6. The Ghost Ship Eurydice
The frigate HMS Eurydice traveled as far as the West Indies before taking on seagoing service in the UK. On a wintry night in 1878, the Eurydice had just crossed the Atlantic when it was caught in a heavy storm and capsized. By the time it sank, all but two of the 366-man crew had perished, including Captain Marcus Augustus Stanley Hare who had gone down praying for his crew members. The incident remains one of Britain’s worst peace-time naval disasters and was blamed upon unstable design. However, the ship was far from gone, starting with a vision of its sinking by a guest of the Bishop of Ripon beforehand. Later, the Eurydice’s spectre would regularly appear to sailors off the Isle of Wight, with a submarine even taking evasive action upon spotting it in the 1930s. Most famously, Prince Edward saw the ship while filming Crown and Country in 1998 -- only for it to disappear on the spot of its
7. The Ancient Ram Inn
This historical inn in Wotton-under-Edge, Gloucestershire is England’s most haunted bed-and-breakfast, with 20 ghosts at the last estimate. The current owners of the Ancient Ram Inn were subject to spectral attacks as soon as they moved into the former pub. Upon investigation, they discovered that this Cotswolds cottage had been built upon a pagan burial ground in 1145. During a renovation, they even found daggers and small bones and theorized that it had been the site of child sacrifice. Among the ghosts at the Ancient Ram Inn are a wandering, murdered girl named Rose, a regal high priestess, and a randy male sex demon. Despite some guests fleeing into the night after hearing children’s screams or seeing floating furniture, the inn is currently inundated with ghost hunters and horror writers. Even the world’s oldest paranormal research organization, The Ghost Club, visited in 2003, though they failed to produce evidence of the hauntings.
8. The Tulip Staircase
Historically, the Queen’s House section of the National Maritime Museum in Greenwich has seen its fair share of hauntings, from a woman gliding through walls to unexplained choral chanting.
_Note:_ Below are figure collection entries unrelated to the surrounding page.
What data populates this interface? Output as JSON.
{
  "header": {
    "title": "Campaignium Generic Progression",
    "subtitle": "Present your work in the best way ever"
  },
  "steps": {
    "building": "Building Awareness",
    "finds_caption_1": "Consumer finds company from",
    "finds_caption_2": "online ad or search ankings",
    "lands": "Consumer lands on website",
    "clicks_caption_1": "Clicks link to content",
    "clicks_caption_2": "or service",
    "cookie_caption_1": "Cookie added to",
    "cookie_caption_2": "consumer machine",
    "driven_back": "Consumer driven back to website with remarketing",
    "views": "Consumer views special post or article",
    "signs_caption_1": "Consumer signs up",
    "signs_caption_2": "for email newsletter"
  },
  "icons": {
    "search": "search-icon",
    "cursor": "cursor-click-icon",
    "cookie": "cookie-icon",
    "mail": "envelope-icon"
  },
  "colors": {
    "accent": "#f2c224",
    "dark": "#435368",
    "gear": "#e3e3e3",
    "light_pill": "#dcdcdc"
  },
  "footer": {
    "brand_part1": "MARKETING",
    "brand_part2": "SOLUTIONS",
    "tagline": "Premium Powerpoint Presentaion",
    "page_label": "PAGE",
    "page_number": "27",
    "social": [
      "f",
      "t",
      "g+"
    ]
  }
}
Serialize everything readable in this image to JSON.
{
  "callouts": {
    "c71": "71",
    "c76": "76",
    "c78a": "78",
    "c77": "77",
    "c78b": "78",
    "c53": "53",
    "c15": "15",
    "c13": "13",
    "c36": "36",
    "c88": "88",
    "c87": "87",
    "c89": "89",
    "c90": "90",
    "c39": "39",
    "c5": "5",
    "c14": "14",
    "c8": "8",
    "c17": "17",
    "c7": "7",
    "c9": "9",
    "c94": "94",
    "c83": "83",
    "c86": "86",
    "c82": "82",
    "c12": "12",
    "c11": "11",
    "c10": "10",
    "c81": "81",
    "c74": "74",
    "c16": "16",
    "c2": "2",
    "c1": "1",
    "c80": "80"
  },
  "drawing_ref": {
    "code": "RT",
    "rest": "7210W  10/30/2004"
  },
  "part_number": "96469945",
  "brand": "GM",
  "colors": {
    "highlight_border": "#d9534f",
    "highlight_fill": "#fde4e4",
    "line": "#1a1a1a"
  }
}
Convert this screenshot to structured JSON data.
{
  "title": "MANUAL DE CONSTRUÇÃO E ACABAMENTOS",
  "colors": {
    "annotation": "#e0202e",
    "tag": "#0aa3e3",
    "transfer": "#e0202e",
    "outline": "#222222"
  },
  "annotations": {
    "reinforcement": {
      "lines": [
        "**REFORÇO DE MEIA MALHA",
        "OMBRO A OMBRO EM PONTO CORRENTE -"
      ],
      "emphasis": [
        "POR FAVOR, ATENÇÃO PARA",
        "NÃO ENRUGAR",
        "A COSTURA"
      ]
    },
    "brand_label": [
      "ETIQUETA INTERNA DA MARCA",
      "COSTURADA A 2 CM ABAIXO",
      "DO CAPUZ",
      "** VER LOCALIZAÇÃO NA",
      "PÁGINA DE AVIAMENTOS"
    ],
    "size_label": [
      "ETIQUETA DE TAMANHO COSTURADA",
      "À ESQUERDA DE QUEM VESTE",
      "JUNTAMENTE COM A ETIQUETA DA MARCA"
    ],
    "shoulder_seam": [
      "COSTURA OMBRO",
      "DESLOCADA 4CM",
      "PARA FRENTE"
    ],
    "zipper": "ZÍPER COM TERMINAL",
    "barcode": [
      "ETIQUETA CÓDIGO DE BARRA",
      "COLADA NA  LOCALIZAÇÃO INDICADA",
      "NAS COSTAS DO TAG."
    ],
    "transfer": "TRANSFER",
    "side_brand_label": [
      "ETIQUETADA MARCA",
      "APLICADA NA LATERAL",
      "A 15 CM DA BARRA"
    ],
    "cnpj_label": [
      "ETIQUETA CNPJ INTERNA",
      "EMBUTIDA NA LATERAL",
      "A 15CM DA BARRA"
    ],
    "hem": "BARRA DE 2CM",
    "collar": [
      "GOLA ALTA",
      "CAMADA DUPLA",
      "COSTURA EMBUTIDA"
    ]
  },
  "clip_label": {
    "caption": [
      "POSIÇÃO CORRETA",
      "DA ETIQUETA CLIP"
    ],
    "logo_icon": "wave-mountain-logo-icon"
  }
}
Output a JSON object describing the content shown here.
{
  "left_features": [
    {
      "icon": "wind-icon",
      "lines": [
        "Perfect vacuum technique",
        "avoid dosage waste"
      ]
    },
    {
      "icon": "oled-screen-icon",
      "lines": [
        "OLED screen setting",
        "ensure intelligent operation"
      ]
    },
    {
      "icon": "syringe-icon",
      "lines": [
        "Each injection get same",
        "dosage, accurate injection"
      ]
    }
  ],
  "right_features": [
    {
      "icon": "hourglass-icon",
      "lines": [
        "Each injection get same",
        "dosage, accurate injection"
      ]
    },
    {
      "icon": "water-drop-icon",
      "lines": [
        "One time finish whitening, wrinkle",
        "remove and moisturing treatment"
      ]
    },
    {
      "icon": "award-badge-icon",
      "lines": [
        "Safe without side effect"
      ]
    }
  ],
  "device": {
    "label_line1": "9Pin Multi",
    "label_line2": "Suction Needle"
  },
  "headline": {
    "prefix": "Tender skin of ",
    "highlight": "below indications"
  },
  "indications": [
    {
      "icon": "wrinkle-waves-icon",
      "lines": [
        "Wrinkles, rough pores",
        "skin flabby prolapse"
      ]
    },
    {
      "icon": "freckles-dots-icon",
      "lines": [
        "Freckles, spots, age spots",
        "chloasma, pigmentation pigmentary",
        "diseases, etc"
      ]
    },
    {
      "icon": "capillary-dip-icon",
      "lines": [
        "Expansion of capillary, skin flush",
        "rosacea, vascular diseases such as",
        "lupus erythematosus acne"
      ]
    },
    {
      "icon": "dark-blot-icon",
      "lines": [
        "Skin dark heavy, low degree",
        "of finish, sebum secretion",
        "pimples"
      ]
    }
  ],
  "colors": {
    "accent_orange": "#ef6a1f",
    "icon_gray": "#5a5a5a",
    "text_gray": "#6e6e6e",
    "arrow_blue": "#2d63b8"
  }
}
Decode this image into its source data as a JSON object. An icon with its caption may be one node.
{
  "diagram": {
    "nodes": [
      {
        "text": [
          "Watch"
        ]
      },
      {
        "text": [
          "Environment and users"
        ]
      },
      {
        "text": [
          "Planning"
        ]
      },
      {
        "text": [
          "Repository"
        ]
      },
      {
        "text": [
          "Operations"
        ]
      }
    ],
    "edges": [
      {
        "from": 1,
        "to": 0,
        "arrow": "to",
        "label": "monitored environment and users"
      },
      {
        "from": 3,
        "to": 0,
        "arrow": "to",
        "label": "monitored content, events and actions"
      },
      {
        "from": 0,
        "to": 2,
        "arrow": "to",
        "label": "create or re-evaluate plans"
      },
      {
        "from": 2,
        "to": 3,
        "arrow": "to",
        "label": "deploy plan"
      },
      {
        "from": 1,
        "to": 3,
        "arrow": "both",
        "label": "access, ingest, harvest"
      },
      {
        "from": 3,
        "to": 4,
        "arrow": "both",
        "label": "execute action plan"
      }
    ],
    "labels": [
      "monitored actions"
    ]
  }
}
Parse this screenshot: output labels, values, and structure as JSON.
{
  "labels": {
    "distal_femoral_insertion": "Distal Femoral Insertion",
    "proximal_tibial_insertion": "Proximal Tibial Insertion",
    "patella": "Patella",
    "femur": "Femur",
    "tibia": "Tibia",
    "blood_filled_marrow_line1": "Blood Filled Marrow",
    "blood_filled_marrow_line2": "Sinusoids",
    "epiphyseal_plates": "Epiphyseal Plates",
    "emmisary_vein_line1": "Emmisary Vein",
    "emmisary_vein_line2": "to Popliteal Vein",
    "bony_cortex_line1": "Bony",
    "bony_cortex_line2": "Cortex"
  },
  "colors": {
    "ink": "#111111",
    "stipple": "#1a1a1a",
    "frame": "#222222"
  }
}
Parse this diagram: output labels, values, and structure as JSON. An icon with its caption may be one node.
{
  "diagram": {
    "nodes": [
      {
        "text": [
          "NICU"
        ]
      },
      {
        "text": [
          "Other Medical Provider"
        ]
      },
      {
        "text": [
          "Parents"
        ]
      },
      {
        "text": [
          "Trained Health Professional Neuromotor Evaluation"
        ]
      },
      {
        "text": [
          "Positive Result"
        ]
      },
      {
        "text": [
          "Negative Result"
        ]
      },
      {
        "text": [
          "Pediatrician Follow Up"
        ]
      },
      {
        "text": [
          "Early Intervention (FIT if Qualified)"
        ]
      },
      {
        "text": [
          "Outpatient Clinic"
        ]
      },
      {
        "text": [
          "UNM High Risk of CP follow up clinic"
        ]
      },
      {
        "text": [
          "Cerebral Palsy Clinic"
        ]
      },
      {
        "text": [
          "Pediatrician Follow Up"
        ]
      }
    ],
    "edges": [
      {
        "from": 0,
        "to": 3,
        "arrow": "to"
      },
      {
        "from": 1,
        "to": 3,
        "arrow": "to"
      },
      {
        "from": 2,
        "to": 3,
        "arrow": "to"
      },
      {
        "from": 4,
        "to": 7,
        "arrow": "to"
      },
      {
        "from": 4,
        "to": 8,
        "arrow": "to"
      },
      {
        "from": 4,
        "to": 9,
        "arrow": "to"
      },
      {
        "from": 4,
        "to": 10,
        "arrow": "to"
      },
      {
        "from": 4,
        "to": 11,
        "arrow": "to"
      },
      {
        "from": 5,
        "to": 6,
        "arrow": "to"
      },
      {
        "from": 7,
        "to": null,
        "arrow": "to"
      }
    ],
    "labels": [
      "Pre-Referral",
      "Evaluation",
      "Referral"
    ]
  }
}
However, few had captured clear evidence of this 4,000-year-old structure’s ghosts until retired Reverend Ralph Hardy of White Rock, British Columbia took a picture of a shrouded figure on the Tulip Staircase in 1966. Legends told of a maid who died after being thrown from the highest banister and regularly appeared to visitors as a pale figure mopping blood at the base of the staircase. Convinced that he had captured a ghost, Hardy sent the photograph to a London ghost club, who arrived a year later to hold a séance. The notes from that event provide some sense of the disturbing events that occurred that night–with a bell ringing and a luminous stone appearing before the handwriting became indecipherable. To this day, visitors and staff alike regularly report ghostly sightings.